Ballots have been mailed out to all registered voters in Santa Clara County as part of a new system designed to make elections more accessible than ever before.
For the first time in county history, every person who’s registered to vote—that’s 940,000 in the March primary election—will get a mail-in ballot to either drop off in person or return in an accompanying postage-paid envelope.
“This truly is the future of elections,” Registrar of Voters Shannon Bushey said. “We have seen vote-by-mail rates skyrocket to the point where nearly 80 percent of voters—four out of five—chose this option in 2018. That figure was expected to continue to rise even if we did not adopt the Voter’s Choice model. It really just makes sense to send everyone a vote-by-mail ballot.”
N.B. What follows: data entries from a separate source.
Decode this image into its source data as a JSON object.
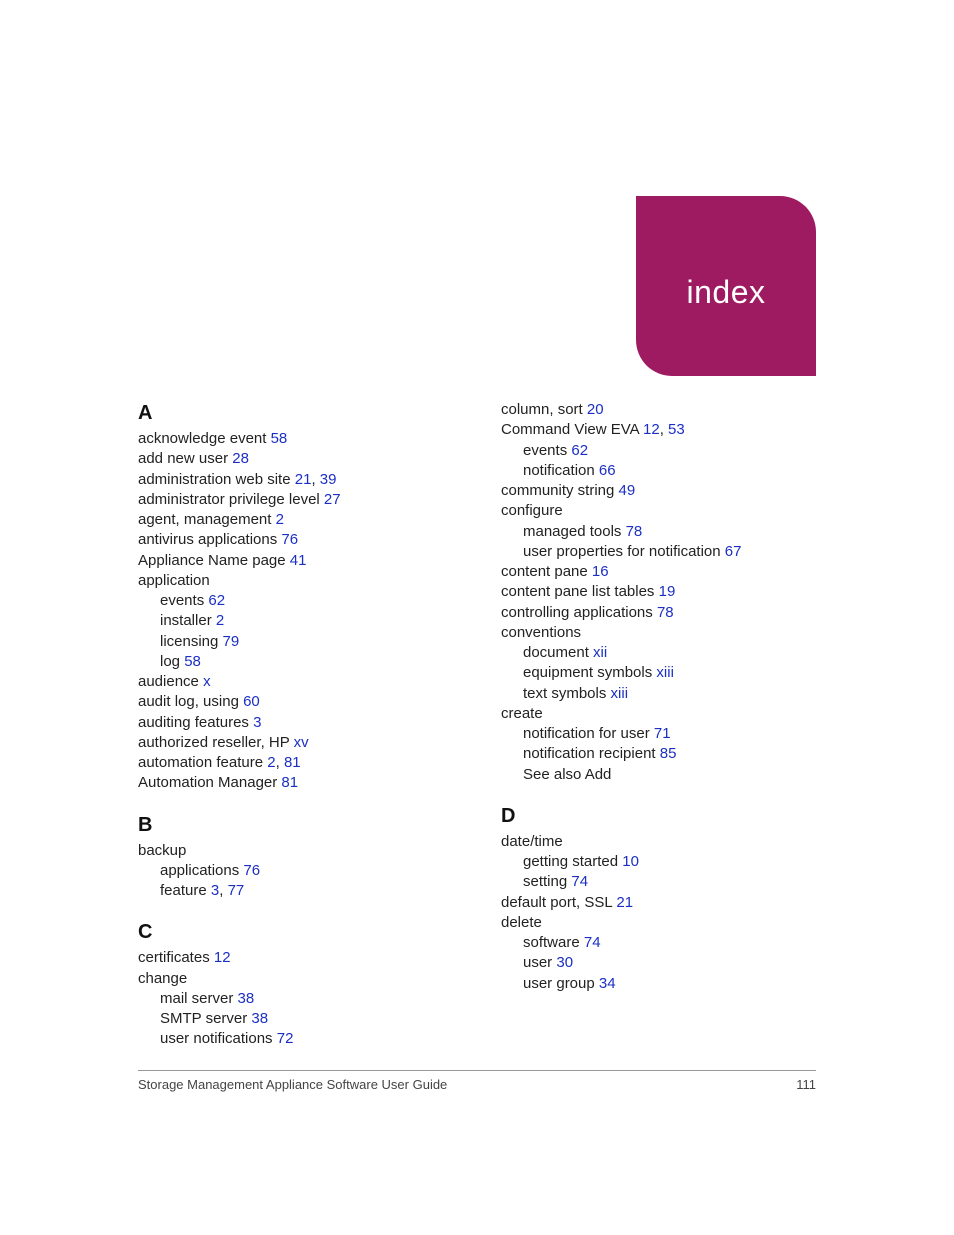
{
  "badge": {
    "title": "index"
  },
  "footer": {
    "left": "Storage Management Appliance Software User Guide",
    "right": "111"
  },
  "left": {
    "A": {
      "heading": "A",
      "items": [
        {
          "t": "acknowledge event ",
          "p": "58"
        },
        {
          "t": "add new user ",
          "p": "28"
        },
        {
          "t": "administration web site ",
          "p": "21",
          "sep": ", ",
          "p2": "39"
        },
        {
          "t": "administrator privilege level ",
          "p": "27"
        },
        {
          "t": "agent, management ",
          "p": "2"
        },
        {
          "t": "antivirus applications ",
          "p": "76"
        },
        {
          "t": "Appliance Name page ",
          "p": "41"
        },
        {
          "t": "application"
        },
        {
          "t": "events ",
          "p": "62",
          "sub": true
        },
        {
          "t": "installer ",
          "p": "2",
          "sub": true
        },
        {
          "t": "licensing ",
          "p": "79",
          "sub": true
        },
        {
          "t": "log ",
          "p": "58",
          "sub": true
        },
        {
          "t": "audience ",
          "p": "x"
        },
        {
          "t": "audit log, using ",
          "p": "60"
        },
        {
          "t": "auditing features ",
          "p": "3"
        },
        {
          "t": "authorized reseller, HP ",
          "p": "xv"
        },
        {
          "t": "automation feature ",
          "p": "2",
          "sep": ", ",
          "p2": "81"
        },
        {
          "t": "Automation Manager ",
          "p": "81"
        }
      ]
    },
    "B": {
      "heading": "B",
      "items": [
        {
          "t": "backup"
        },
        {
          "t": "applications ",
          "p": "76",
          "sub": true
        },
        {
          "t": "feature ",
          "p": "3",
          "sep": ", ",
          "p2": "77",
          "sub": true
        }
      ]
    },
    "C": {
      "heading": "C",
      "items": [
        {
          "t": "certificates ",
          "p": "12"
        },
        {
          "t": "change"
        },
        {
          "t": "mail server ",
          "p": "38",
          "sub": true
        },
        {
          "t": "SMTP server ",
          "p": "38",
          "sub": true
        },
        {
          "t": "user notifications ",
          "p": "72",
          "sub": true
        }
      ]
    }
  },
  "right": {
    "pre": {
      "items": [
        {
          "t": "column, sort ",
          "p": "20"
        },
        {
          "t": "Command View EVA ",
          "p": "12",
          "sep": ", ",
          "p2": "53"
        },
        {
          "t": "events ",
          "p": "62",
          "sub": true
        },
        {
          "t": "notification ",
          "p": "66",
          "sub": true
        },
        {
          "t": "community string ",
          "p": "49"
        },
        {
          "t": "configure"
        },
        {
          "t": "managed tools ",
          "p": "78",
          "sub": true
        },
        {
          "t": "user properties for notification ",
          "p": "67",
          "sub": true
        },
        {
          "t": "content pane ",
          "p": "16"
        },
        {
          "t": "content pane list tables ",
          "p": "19"
        },
        {
          "t": "controlling applications ",
          "p": "78"
        },
        {
          "t": "conventions"
        },
        {
          "t": "document ",
          "p": "xii",
          "sub": true
        },
        {
          "t": "equipment symbols ",
          "p": "xiii",
          "sub": true
        },
        {
          "t": "text symbols ",
          "p": "xiii",
          "sub": true
        },
        {
          "t": "create"
        },
        {
          "t": "notification for user ",
          "p": "71",
          "sub": true
        },
        {
          "t": "notification recipient ",
          "p": "85",
          "sub": true
        },
        {
          "t": "See also Add",
          "sub": true
        }
      ]
    },
    "D": {
      "heading": "D",
      "items": [
        {
          "t": "date/time"
        },
        {
          "t": "getting started ",
          "p": "10",
          "sub": true
        },
        {
          "t": "setting ",
          "p": "74",
          "sub": true
        },
        {
          "t": "default port, SSL ",
          "p": "21"
        },
        {
          "t": "delete"
        },
        {
          "t": "software ",
          "p": "74",
          "sub": true
        },
        {
          "t": "user ",
          "p": "30",
          "sub": true
        },
        {
          "t": "user group ",
          "p": "34",
          "sub": true
        }
      ]
    }
  }
}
The Santa Clara County Registrar of Voters (ROV) urges recipients to check their ballots when they arrive. Nearly 300,000 county residents are registered as “no party preference,” which means their ballots will not include candidates for president.
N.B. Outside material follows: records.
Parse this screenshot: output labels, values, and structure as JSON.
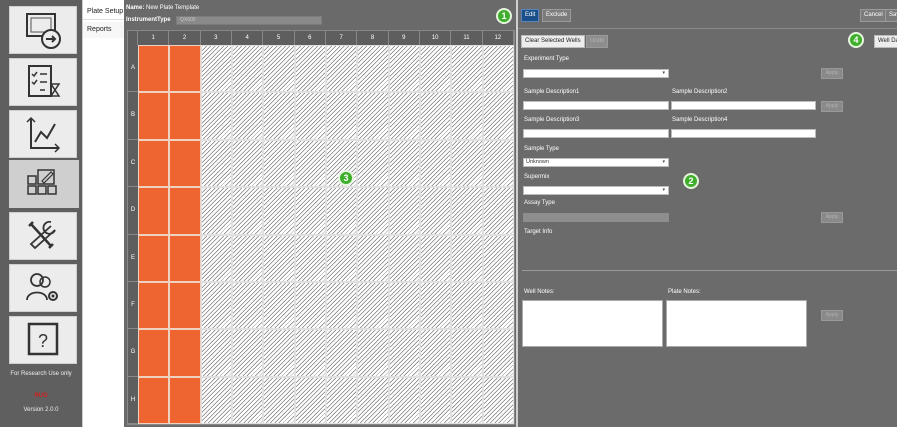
{
  "sidebar": {
    "items": [
      {
        "icon": "open-file-icon"
      },
      {
        "icon": "checklist-timer-icon"
      },
      {
        "icon": "line-chart-icon"
      },
      {
        "icon": "plate-edit-icon"
      },
      {
        "icon": "tools-icon"
      },
      {
        "icon": "users-settings-icon"
      },
      {
        "icon": "help-icon"
      }
    ],
    "research_note": "For Research Use only",
    "red_text": "RUO",
    "version": "Version 2.0.0"
  },
  "tabs": {
    "plate_setup": "Plate Setup",
    "reports": "Reports"
  },
  "plate": {
    "name_label": "Name:",
    "name_value": "New Plate Template",
    "instrument_label": "InstrumentType",
    "instrument_placeholder": "QX600",
    "columns": [
      "1",
      "2",
      "3",
      "4",
      "5",
      "6",
      "7",
      "8",
      "9",
      "10",
      "11",
      "12"
    ],
    "rows": [
      "A",
      "B",
      "C",
      "D",
      "E",
      "F",
      "G",
      "H"
    ],
    "filled_columns": 2
  },
  "toolbar": {
    "edit": "Edit",
    "exclude": "Exclude",
    "cancel": "Cancel",
    "save": "Save",
    "clear_selected": "Clear Selected Wells",
    "undo": "Undo",
    "well_data": "Well Data"
  },
  "form": {
    "experiment_type_label": "Experiment Type",
    "experiment_type_value": "",
    "sample_desc1_label": "Sample Description1",
    "sample_desc2_label": "Sample Description2",
    "sample_desc3_label": "Sample Description3",
    "sample_desc4_label": "Sample Description4",
    "sample_type_label": "Sample Type",
    "sample_type_value": "Unknown",
    "supermix_label": "Supermix",
    "supermix_value": "",
    "assay_type_label": "Assay Type",
    "target_info_label": "Target Info",
    "apply": "Apply",
    "well_notes_label": "Well Notes:",
    "plate_notes_label": "Plate Notes:"
  },
  "callouts": {
    "one": "1",
    "two": "2",
    "three": "3",
    "four": "4"
  },
  "colors": {
    "filled_well": "#ef6532",
    "badge": "#3fae2b",
    "edit_button": "#1a4f8a"
  }
}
No-party-preference voters can still participate in the presidential primary if they fill out a crossover ballot for the American Independent, Democratic or Libertarian parties. If voters opt to vote the Green, Peace & Freedom or Republican, they must re-register with their preferred party. Requests for new ballots must be received by the ROV by Feb. 25.
The county Board of Supervisors adopted the new Voter’s Choice Act system last year to make elections more convenient the public.
Under the new system, not only does every county voter have the option of casting a vote by mail, they’re also no longer tied to a specific polling place. Starting on Feb. 22, they can vote in person at one of 110 locations throughout the county. Alternately, they can drop off their ballots any time before then at the ROV headquarters at 1555 Berger Drive in San Jose or at any one of 100 drop boxes available throughout the county.
Anyone can request a replacement ballot at any of the voting centers and take advantage of additional services, including language and accessibility help.
More than 7,000 vote-by-mail packets with paid-postage envelopes were also mailed to military and overseas voters to ensure that they have plenty of time to return their votes. In order to be counted in the March 3 primary, the ballots must be postmarked on or before election day and arrive no later than March 6.